L’examen durera trois jours du 20 au 22 octobre 2021. Le ministre du Commerce Wang Wentao et le vice-ministre du Commerce Wang Shouwen y participeront par liaison vidéo à Beijing, ainsi que l’ambassadeur de Chine auprès de l’OMC Li Chenggang à Genève, a indiqué le ministère.

Cette année marque le 20e anniversaire de l’adhésion de la Chine à l’OMC. Au cours des 20 dernières années, la Chine a pleinement tenu ses engagements d’adhésion, a participé activement au travail de l’OMC et a apporté des contributions importantes au maintien du système commercial multilatéral, a déclaré le ministère.

« La Chine souhaite que tous les pays partagent des opportunités de développement avec elle et est disposée à travailler avec toutes les parties pour sauvegarder conjointement le système commercial multilatéral dont l’OMC est le noyau », a noté le ministère.

D’ailleurs, la Chine a promis devant l’OMC d’accélérer son «nouveau modèle de développement» fondé sur la demande intérieure, tout en ouvrant davantage son vaste marché à l’international.
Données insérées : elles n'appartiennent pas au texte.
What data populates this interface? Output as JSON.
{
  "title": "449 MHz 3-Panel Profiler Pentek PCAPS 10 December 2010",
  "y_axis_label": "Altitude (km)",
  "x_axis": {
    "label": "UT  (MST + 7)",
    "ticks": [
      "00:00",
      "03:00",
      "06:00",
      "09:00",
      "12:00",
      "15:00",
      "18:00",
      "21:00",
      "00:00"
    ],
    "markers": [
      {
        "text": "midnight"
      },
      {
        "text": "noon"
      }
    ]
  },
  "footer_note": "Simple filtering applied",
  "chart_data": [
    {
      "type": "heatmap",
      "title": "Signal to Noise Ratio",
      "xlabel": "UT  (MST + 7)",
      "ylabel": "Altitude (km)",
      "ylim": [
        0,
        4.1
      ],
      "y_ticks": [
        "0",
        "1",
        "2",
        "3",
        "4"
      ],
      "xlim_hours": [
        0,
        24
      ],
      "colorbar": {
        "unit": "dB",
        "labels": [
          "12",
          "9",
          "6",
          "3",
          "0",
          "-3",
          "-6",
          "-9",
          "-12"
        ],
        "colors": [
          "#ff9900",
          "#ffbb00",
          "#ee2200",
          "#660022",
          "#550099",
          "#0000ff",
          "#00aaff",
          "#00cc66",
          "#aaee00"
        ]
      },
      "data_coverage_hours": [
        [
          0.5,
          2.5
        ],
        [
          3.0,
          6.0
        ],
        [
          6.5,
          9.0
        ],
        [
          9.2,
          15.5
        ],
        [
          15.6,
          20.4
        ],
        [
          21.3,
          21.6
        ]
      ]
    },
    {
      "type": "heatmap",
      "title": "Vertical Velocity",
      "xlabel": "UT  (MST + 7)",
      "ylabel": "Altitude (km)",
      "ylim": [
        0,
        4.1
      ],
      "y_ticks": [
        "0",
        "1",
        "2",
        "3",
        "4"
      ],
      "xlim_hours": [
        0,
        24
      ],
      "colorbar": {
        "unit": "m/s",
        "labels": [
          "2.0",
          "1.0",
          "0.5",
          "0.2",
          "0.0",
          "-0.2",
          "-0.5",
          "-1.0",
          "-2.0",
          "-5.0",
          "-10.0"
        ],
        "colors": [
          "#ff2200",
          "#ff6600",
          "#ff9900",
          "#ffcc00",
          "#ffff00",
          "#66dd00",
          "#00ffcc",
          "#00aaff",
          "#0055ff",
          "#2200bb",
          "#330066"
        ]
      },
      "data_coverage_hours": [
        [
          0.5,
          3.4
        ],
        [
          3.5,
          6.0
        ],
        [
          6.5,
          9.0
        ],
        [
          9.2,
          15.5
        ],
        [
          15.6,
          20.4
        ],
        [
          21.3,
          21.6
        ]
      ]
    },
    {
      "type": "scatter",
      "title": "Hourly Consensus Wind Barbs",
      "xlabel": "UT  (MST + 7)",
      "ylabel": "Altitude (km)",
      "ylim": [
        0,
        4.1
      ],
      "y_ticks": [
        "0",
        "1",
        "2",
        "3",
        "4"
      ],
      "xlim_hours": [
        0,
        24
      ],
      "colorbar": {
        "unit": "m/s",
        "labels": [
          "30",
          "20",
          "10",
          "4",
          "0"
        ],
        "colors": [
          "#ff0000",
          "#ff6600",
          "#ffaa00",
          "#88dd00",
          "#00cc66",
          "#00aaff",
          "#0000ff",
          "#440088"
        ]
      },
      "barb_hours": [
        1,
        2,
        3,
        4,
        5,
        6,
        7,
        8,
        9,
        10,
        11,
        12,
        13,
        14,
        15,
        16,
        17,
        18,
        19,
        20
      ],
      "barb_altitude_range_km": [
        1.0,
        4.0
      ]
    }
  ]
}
Pékin a fait ces promesses à l’occasion de l’examen des pratiques commerciales de la Chine à l’Organisation mondiale du commerce (OMC), un exercice auquel se soumettent à intervalles réguliers tous les membres de l’organisation mais qui se tient à huis clos.

Dans un rapport publié à l’occasion de l’examen des pratiques commerciales de la Chine, transmis par l’OMC, la Chine a l’intention «d’accélérer les efforts déployés pour encourager un nouveau modèle de développement qui a pour élément principal la circulation intérieure».

«Le nouveau modèle de développement n’est pas une boucle de développement à huis clos. En exploitant pleinement le potentiel de la demande intérieure, il sert à mieux relier les marchés intérieur et international, permet de mieux exploiter les marchés et les ressources au niveau international et national, et assure un développement plus soutenu et plus durable», ont noté les rapporteurs.

Pékin souhaite également ouvrir «pleinement les possibilités offertes par l’immense marché et la demande intérieure considérable de la Chine, qui compte 1,4 milliard d’habitants», avec pour objectif de «faire du marché chinois un marché pour le monde, partagé par tous et accessible à tous».

La Chine affirme vouloir notamment «mettre en œuvre une politique d’importation plus dynamique» et établir «un nouvel environnement propice à l’ouverture en déployant (…) des zones franches expérimentales et des ports francs».

Dans le rapport, la Chine défend vigoureusement le multilatéralisme, et assure qu’elle «unira ses forces à celles des autres Membres pour relever les défis mondiaux».

Face au réchauffement climatique, le document réaffirme les engagements chinois, qui sont la neutralité carbone «d’ici à 2060» et un pic d’émissions «d’ici à 2030». «En tant que pays en développement, la Chine continuera d’approfondir la coopération Sud-Sud et de contribuer à l’éradication de la pauvreté, à l’allégement de la dette et à la croissance économique dans les pays en développement», ont également mit en avant les rapporteurs.

Ces derniers attestent qu’«il n’y a qu’une seule Terre et un seul avenir commun pour l’humanité. La Chine est prête à s’unir aux autres Membres et à avancer avec eux en laissant la flamme du multilatéralisme éclairer la voie vers une communauté partageant une même vision de l’avenir de l’humanité».

La Chine avait déjà fait l’objet de sept examens de sa politique commerciale par l’OMC. Le précédent examen des politiques commerciales de la Chine par l’OMS remonte à 2018. Les États-Unis de Donald Trump avaient alors remis en cause la légitimité de la Chine à faire partie de l’OMC, en l’accusant notamment de ne pas ouvrir suffisamment son marché.